Assembly Bill 287 is a logical measure for Nevada residents who may put the cards in a drawer and forget about them, he told the Assembly Judiciary Committee.
Christina Tetreault, an attorney with the Consumers Union’s Financial Services Program, testified in support of the bill by telephone. She said the federal act solved many consumer concerns with gift cards, but there is no prohibition on states enacting more restrictive laws.
She said data shows that millions of consumers have at least one unused gift card. An estimated $1 billion of gift cards are left unredeemed each year, Tetreault said.
“Cash doesn’t expire, and neither should a gift card,” she said.
There was no other public testimony on the bill, but the Henderson Chamber of Commerce submitted a letter in support.

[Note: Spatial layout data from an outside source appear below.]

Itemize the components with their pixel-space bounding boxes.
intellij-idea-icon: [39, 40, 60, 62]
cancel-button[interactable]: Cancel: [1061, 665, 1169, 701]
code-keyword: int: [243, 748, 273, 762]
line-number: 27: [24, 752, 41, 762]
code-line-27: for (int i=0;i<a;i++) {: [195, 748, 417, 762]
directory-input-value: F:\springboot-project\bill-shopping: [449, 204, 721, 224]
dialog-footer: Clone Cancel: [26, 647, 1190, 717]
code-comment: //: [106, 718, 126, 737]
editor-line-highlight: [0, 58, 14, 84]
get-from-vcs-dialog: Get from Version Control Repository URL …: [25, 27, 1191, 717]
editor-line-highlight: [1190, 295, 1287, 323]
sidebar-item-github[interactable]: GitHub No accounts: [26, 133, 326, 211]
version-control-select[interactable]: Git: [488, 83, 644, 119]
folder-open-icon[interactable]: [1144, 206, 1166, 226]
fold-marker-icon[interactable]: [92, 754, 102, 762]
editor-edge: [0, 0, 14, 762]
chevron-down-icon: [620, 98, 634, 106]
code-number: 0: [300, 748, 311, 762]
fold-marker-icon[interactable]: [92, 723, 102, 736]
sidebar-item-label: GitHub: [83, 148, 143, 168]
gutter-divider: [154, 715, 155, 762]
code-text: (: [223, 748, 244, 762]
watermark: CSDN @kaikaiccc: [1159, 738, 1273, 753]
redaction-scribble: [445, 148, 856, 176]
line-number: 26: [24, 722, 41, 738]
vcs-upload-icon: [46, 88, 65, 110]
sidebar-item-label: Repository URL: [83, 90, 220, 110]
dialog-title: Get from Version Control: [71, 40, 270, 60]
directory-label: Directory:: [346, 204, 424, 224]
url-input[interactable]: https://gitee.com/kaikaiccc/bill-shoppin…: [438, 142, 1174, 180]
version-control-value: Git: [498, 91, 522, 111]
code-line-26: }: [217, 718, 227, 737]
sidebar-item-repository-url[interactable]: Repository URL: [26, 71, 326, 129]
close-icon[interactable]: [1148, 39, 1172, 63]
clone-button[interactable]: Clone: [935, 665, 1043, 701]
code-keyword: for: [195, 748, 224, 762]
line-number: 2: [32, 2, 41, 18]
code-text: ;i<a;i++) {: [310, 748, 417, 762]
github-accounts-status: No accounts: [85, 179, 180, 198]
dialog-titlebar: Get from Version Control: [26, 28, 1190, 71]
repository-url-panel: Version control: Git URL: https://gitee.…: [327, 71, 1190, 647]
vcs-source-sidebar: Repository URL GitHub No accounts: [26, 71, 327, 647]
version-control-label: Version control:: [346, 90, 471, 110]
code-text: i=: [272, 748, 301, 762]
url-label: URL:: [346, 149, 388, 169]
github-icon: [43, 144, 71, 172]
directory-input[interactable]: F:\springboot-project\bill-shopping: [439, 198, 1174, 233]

No immediate action was taken on the bill.
Contact Sean Whaley at email@example.com or 775-461-3820. Follow @seanw801 on Twitter.
Highlights of the 2009 federal gift card law:
- Money on a gift card cannot expire for at least five years from the date the card was purchased, or from the last date any additional money was loaded onto the card. If the expiration date listed on the card is earlier than these dates, the money can be transferred to a replacement card at no cost.
- Inactivity fees can be charged only after a card hasn’t been used for at least one year, and you can be charged only once per month. But you may be charged a fee to buy the card or to replace a lost or stolen card.
- The expiration date of a card must be clearly disclosed on the card, and fees must be clearly disclosed on the card or its packaging.